The power of Generative AI (GenAI) is a no-brainer. As you are well aware by this point, releasing GenAI to your workforce can have all sorts of benefits. From faster strategic decision-making, the ability to analyze data to detect patterns, accelerating workflows through the automation routine processes, and enhancing forecasting by continuously reviewing sales data, economic indicators, and market signals to helping people jump-start new projects or tasks. The use cases are limitless.
But so are the GenAI challenges. The main challenges revolve around privacy, security, and regulations.
Let’s step back and understand why these can be a thorn in your organizational side. You may be thinking, well, we use traditional AI apps in the cloud and understand our risks. Well, GenAI apps are different.
The TLDR response for those that want to skip the explanation paragraph.
GenAI thinks, and produces creative & unique results.
These creative results are heavily influenced by the way the questions are asked on a case by case basis. Because of this, GenAI companies need to analyze your data to see if it’s doing what they expect it to.
Traditional AI applications are designed to perform specific narrow tasks, like recommending products or identifying objects, using limited data inputs. In contrast, GenAI is an artificial general intelligence assistant intended to help users comprehensively across many domains of knowledge and abilities. GenAI needs more extensive and complex data access and processing capabilities to achieve this. It reasons across its knowledge using neural networks and symbolic AI to deduce connections, patterns, and insights tailored to individual users’ preferences and goals (basically, it thinks.) As it thinks it can respond with a plethora of different answers. These different answers can either be exactly what a user is looking for, a hallucination, or worse, something that can harm someone. There’s a recent example of To continuously make cloud based GenAI products better a majority of cloud app provides use your data to understand how things are answered in order to improve their service. To do this in a majority of cases another human is reading all your questions and responses. Though anonymized not to know personal identifiable information the human would still have access to confidential information.

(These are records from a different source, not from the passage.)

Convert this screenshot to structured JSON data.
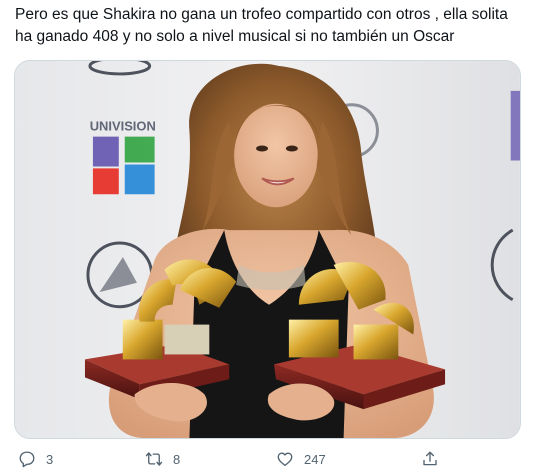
{
  "tweet": {
    "text": "Pero es que Shakira no gana un trofeo compartido con otros , ella solita ha ganado 408 y no solo a nivel musical si no también un Oscar"
  },
  "media": {
    "backdrop_text": "UNIVISION",
    "description_icon": "photo"
  },
  "actions": {
    "reply_count": "3",
    "retweet_count": "8",
    "like_count": "247"
  },
  "icons": {
    "reply": "reply-icon",
    "retweet": "retweet-icon",
    "like": "heart-icon",
    "share": "share-icon"
  },
  "colors": {
    "text": "#0f1419",
    "muted": "#536471",
    "border": "#cfd9de"
  }
}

Because of the need to analyze conversations to improve their service offering cloud based AI apps need to include language in their terms of service that allow them to legally do this. So you end up with examples like this taken from section 5 of a popular cloud GenAI app through Zoom that listens to an entire meeting in order to keep your organizations meeting notes and summarize them, company “By providing User Content, you grant us a worldwide, non-exclusive, royalty-free, fully paid, perpetual right and license (with the right to sublicense) to host, store, transfer, display, reproduce, modify for the purpose of formatting for display, and distribute your User Content to provide and improve the Service.”

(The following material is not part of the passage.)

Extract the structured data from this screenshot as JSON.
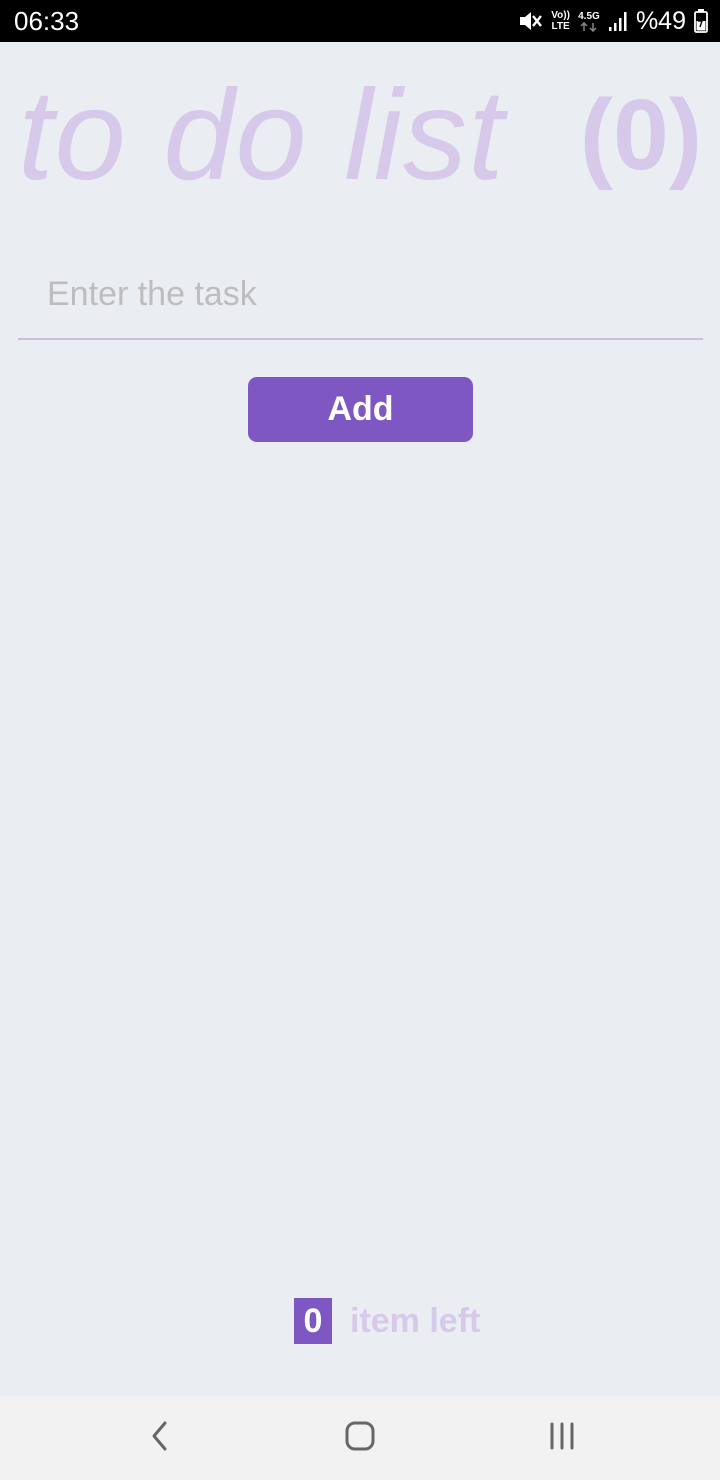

From a third-party access perspective, you also need to consider how they process your data. This report from the Times, shows that if your organization is using ChatGPT, your data is being processed by workers making 2$ an hour in Kenya.

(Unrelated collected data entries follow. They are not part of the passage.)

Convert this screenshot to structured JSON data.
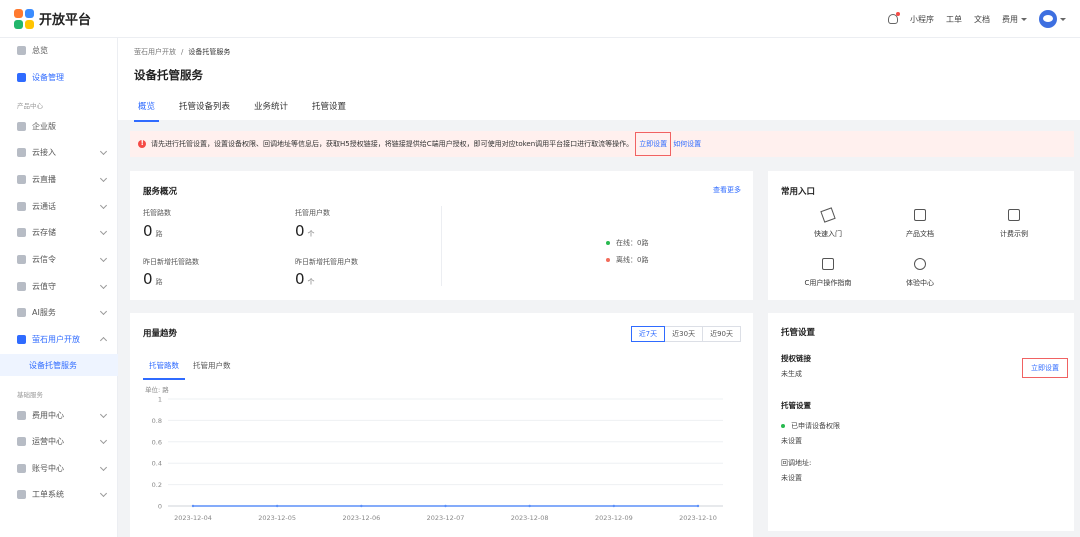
{
  "app": {
    "name": "开放平台"
  },
  "topbar": {
    "links": [
      "小程序",
      "工单",
      "文档",
      "费用"
    ]
  },
  "sidebar": {
    "items": [
      {
        "label": "总览",
        "top": 0
      },
      {
        "label": "设备管理"
      },
      {
        "group": "产品中心"
      },
      {
        "label": "企业版"
      },
      {
        "label": "云接入"
      },
      {
        "label": "云直播"
      },
      {
        "label": "云通话"
      },
      {
        "label": "云存储"
      },
      {
        "label": "云信令"
      },
      {
        "label": "云值守"
      },
      {
        "label": "AI服务"
      },
      {
        "label": "萤石用户开放"
      },
      {
        "label": "设备托管服务"
      },
      {
        "group": "基础服务"
      },
      {
        "label": "费用中心"
      },
      {
        "label": "运营中心"
      },
      {
        "label": "账号中心"
      },
      {
        "label": "工单系统"
      }
    ]
  },
  "breadcrumb": {
    "parent": "萤石用户开放",
    "sep": "/",
    "current": "设备托管服务"
  },
  "page": {
    "title": "设备托管服务"
  },
  "tabs": [
    "概览",
    "托管设备列表",
    "业务统计",
    "托管设置"
  ],
  "alert": {
    "text": "请先进行托管设置，设置设备权限、回调地址等信息后，获取H5授权链接，将链接提供给C端用户授权，即可使用对应token调用平台接口进行取流等操作。",
    "link1": "立即设置",
    "link2": "如何设置"
  },
  "overview": {
    "title": "服务概况",
    "more": "查看更多",
    "stats": [
      {
        "label": "托管路数",
        "value": "0",
        "unit": "路"
      },
      {
        "label": "托管用户数",
        "value": "0",
        "unit": "个"
      },
      {
        "label": "昨日新增托管路数",
        "value": "0",
        "unit": "路"
      },
      {
        "label": "昨日新增托管用户数",
        "value": "0",
        "unit": "个"
      }
    ],
    "online": "在线：0路",
    "offline": "离线：0路",
    "colors": {
      "online": "#29b94f",
      "offline": "#f26b5a"
    }
  },
  "entries": {
    "title": "常用入口",
    "items": [
      "快速入门",
      "产品文档",
      "计费示例",
      "C用户操作指南",
      "体验中心"
    ]
  },
  "usage": {
    "title": "用量趋势",
    "ranges": [
      "近7天",
      "近30天",
      "近90天"
    ],
    "sub_tabs": [
      "托管路数",
      "托管用户数"
    ],
    "unit": "单位: 路"
  },
  "chart_data": {
    "type": "line",
    "x": [
      "2023-12-04",
      "2023-12-05",
      "2023-12-06",
      "2023-12-07",
      "2023-12-08",
      "2023-12-09",
      "2023-12-10"
    ],
    "series": [
      {
        "values": [
          0,
          0,
          0,
          0,
          0,
          0,
          0
        ]
      }
    ],
    "yticks": [
      "1",
      "0.8",
      "0.6",
      "0.4",
      "0.2",
      "0"
    ],
    "ylim": [
      0,
      1
    ],
    "grid": true,
    "color": "#5b8ff9"
  },
  "hosting": {
    "title": "托管设置",
    "set_btn": "立即设置",
    "auth_title": "授权链接",
    "auth_value": "未生成",
    "settings_title": "托管设置",
    "perm_label": "已申请设备权限",
    "perm_value": "未设置",
    "callback_label": "回调地址:",
    "callback_value": "未设置"
  }
}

Perhaps we can trust the items that are not explicitly stated and say these organizations have best practices in place to vet every human that processes “User Content” for product improvement.
With that aside every organization should consider the following before rolling out this innovative technology.
What is your organizational impact from a privacy standpoint:
Data collection – any cloud-based GenAI app will have access to a significant amount of your organizational data, including personal, location, preferences, schedules, etc., but more importantly, every conversation anyone has had with said cloud-based AI apps. Do they collect every piece of data, or is it randomly sampled?
Data usage & Third-party access – What are the limitations on how the cloud-based GenAI app uses, analyzes, or shares user data? Do they allow third-party access to your data? Can you opt out of sharing?
Data storage & retention – How does the cloud-based GenAI provider store all of your organizational data? Do they encrypt the data at rest, who has access to the key stores, who has access to their data centers, and how long do they keep your data stored?
From a cybersecurity perspective, here are some things to consider:
Account Hijacking – If someone gains access to a user’s account, they could exploit all the conversations and or data ever processed. Will you be alerted if a third party is hacked?
Eavesdropping – Intercepting audio commands or conversations with cloud-based GenAI apps could expose private information. Do they implement End-to-end encryption? Where is homomorphic encryption on their roadmap?
Insider threats – What is the cloud-based GenAI apps policy regarding the identification and removal of rogue employees both in-house and through their outsourced providers?
Finally, here are some things to consider from a compliance standpoint:
Regulatory compliance – Does the cloud-based GenAI app adhere to GDPR, CCPA, HIPAA… practices?
Transparency mandates – Laws may require disclosures around the cloud-based GenAI app’s data practices, algorithmic accountability, and use of sensitive personal data. Does this open your organization up to unknown agency audits?
Intellectual property laws – GenAI conversations and content generation could implicate copyright and fair use laws. Proper licensing and attribution are necessary. Does the cloud-based GenAI app grant you this ownership?
When considering leveraging cloud-based GenAI apps, all of these items and more must be considered to protect your organization’s future. This may seem daunting, but there are answers, and the future will be dominated by those who leverage this technology. It’s just a case of how to set yourself up for success.